I´d like to calculate the expectation of an algorithm. The input to the algorithm are n customers with values $v_1$,..$v_n$(i.i.d) drawn from a normal distribution. Now the algorithm sells an item with a fixed price p and offers this price to the customers sequentially. The first customer i with value $v_i > p$ gets the item.
What is the expectation of the value of the customers we sold to($v$) achieved by the algorithm? I tried to solve it by calculating the expectation of the normal distribution from p as the lower bound to infinity, but it didn´t match the result I was getting when solving this empirically.
Many thanks in advance!
Suppose $v_i\in N(\mu,\sigma^2)$. Let $z_i=(v_i-\mu)/\sigma$, so the $z_i$ are standard normal, and let $q=(p-\mu)/\sigma$ be the standardized price. Let $\Phi(x)$ be the standard normal cdf, with pdf $\phi(x)$.

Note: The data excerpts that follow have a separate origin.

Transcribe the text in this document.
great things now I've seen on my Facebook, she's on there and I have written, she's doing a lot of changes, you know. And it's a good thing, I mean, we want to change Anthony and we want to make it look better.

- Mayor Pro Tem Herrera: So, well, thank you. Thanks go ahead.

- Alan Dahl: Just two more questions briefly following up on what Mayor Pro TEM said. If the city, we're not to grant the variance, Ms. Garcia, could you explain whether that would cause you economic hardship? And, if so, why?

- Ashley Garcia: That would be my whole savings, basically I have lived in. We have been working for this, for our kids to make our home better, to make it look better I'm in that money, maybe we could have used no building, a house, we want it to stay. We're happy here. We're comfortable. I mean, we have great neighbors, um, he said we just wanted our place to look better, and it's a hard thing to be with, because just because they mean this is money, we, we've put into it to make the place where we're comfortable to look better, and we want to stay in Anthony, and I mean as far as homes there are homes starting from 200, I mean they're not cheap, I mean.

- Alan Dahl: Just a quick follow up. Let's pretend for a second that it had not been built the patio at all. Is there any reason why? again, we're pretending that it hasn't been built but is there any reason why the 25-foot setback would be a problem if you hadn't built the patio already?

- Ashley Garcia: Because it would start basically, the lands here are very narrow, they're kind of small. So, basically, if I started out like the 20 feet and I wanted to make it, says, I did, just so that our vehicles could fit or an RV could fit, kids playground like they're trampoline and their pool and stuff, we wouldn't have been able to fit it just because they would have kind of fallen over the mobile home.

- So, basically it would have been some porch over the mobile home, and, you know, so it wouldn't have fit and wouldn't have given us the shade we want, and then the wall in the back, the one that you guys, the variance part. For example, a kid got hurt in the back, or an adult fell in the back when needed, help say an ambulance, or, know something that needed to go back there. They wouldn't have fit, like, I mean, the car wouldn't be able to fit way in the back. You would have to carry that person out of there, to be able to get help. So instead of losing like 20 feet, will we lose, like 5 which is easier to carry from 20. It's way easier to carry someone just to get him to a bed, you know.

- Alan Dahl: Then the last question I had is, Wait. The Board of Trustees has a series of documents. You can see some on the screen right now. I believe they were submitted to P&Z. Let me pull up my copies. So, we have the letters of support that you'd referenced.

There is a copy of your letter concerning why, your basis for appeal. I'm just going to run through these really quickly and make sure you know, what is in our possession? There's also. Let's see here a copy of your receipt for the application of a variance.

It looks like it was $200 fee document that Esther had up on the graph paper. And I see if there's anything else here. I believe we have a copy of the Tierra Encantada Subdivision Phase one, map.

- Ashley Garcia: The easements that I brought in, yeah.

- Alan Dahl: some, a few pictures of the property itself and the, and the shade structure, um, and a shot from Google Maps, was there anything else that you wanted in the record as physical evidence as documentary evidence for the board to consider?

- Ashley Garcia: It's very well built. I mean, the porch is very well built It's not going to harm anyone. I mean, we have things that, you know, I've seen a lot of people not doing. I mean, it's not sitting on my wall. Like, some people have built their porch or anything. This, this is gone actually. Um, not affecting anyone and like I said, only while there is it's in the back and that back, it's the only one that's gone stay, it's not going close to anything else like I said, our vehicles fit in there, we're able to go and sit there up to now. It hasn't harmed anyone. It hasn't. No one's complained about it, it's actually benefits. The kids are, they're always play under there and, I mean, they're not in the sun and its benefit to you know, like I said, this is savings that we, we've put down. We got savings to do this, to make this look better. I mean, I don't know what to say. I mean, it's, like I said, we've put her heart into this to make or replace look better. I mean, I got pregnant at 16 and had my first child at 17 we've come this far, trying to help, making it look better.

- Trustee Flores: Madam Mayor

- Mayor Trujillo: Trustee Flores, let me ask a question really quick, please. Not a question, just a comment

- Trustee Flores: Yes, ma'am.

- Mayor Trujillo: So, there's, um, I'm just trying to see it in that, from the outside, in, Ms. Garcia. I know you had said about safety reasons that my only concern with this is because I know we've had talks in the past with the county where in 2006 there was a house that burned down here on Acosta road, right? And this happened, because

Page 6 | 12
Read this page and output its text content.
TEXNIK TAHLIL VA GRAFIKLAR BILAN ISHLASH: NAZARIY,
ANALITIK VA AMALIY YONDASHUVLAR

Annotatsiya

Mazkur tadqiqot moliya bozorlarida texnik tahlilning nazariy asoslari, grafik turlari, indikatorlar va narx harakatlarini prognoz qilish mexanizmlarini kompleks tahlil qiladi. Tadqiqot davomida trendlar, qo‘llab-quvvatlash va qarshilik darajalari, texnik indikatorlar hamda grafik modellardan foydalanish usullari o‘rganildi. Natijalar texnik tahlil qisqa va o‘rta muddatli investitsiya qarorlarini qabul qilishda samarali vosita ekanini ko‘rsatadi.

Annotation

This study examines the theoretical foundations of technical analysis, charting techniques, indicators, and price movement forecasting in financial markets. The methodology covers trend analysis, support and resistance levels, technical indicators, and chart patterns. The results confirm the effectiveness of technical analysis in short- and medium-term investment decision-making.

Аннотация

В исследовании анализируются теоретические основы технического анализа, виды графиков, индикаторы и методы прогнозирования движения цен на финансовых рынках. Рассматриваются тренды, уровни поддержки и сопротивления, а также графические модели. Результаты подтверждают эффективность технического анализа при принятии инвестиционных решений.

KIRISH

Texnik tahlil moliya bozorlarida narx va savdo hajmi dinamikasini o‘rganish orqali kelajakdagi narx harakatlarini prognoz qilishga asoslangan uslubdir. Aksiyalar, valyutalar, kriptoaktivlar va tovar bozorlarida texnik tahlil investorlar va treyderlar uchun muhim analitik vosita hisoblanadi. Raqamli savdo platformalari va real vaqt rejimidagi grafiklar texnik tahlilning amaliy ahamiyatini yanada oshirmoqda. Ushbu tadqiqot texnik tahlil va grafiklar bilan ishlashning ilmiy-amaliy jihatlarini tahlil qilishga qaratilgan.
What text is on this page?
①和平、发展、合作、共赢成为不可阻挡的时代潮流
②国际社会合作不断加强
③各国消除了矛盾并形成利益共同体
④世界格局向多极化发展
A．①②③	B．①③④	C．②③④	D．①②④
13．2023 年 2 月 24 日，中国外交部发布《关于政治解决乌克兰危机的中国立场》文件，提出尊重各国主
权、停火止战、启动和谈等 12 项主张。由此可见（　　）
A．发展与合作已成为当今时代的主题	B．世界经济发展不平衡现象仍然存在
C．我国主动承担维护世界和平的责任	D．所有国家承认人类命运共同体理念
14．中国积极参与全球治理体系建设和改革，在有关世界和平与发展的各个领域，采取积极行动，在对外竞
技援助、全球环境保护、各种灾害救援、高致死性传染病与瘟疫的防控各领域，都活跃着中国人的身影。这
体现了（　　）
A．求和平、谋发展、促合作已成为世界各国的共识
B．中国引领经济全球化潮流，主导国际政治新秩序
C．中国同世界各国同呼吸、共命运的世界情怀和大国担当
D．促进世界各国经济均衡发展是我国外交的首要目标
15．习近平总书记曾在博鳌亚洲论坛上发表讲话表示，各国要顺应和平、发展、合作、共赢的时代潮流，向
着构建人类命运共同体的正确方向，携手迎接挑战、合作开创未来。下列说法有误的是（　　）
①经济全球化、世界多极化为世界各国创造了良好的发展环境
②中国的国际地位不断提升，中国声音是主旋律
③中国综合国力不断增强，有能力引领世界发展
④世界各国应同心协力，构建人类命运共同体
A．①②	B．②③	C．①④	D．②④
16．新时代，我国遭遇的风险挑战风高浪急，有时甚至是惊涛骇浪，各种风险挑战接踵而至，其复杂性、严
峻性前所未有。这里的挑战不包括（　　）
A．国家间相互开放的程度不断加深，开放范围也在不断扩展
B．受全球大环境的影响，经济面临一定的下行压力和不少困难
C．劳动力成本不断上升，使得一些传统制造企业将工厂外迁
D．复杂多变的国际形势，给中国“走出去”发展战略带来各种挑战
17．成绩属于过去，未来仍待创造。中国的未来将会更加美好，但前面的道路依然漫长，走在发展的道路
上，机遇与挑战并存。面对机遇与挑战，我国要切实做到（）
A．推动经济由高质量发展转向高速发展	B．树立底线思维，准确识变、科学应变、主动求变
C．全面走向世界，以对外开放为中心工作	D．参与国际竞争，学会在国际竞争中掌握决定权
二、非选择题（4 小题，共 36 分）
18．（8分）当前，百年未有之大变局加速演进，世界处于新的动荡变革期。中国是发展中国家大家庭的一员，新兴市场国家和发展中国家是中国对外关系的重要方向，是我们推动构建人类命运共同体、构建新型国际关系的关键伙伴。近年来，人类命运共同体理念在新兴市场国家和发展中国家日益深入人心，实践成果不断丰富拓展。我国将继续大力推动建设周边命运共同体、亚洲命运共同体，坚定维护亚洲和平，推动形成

Conditioned on the existence at least one customer whose value is above the price, then the first customer whose value is larger than $p$ will have a value which is normally distributed, conditional on being greater than $p$. The conditional expected value is $$ E[v\mid v>p]=E[\sigma z+\mu|z>q]=\mu+\sigma E[z|z>q] =\mu+\sigma\cdot\frac{\int_q^\infty x\,\phi(x)\,dx}{P(z>q)} $$ The normal cdf satisfies $x\phi(x)=-\phi'(x)$, so using the fundamental theorem of calculus this is $$ \mu+\sigma\frac{\phi(q)}{1-\Phi(q)} $$ To make this unconditional, we have to multiply by the probability that at least one customer's value is above the price, resulting in $$ \boxed{\Big(1-\Phi(q)^n\Big)\left(\mu+\sigma\frac{\phi(q)}{1-\Phi(q)}\right)} $$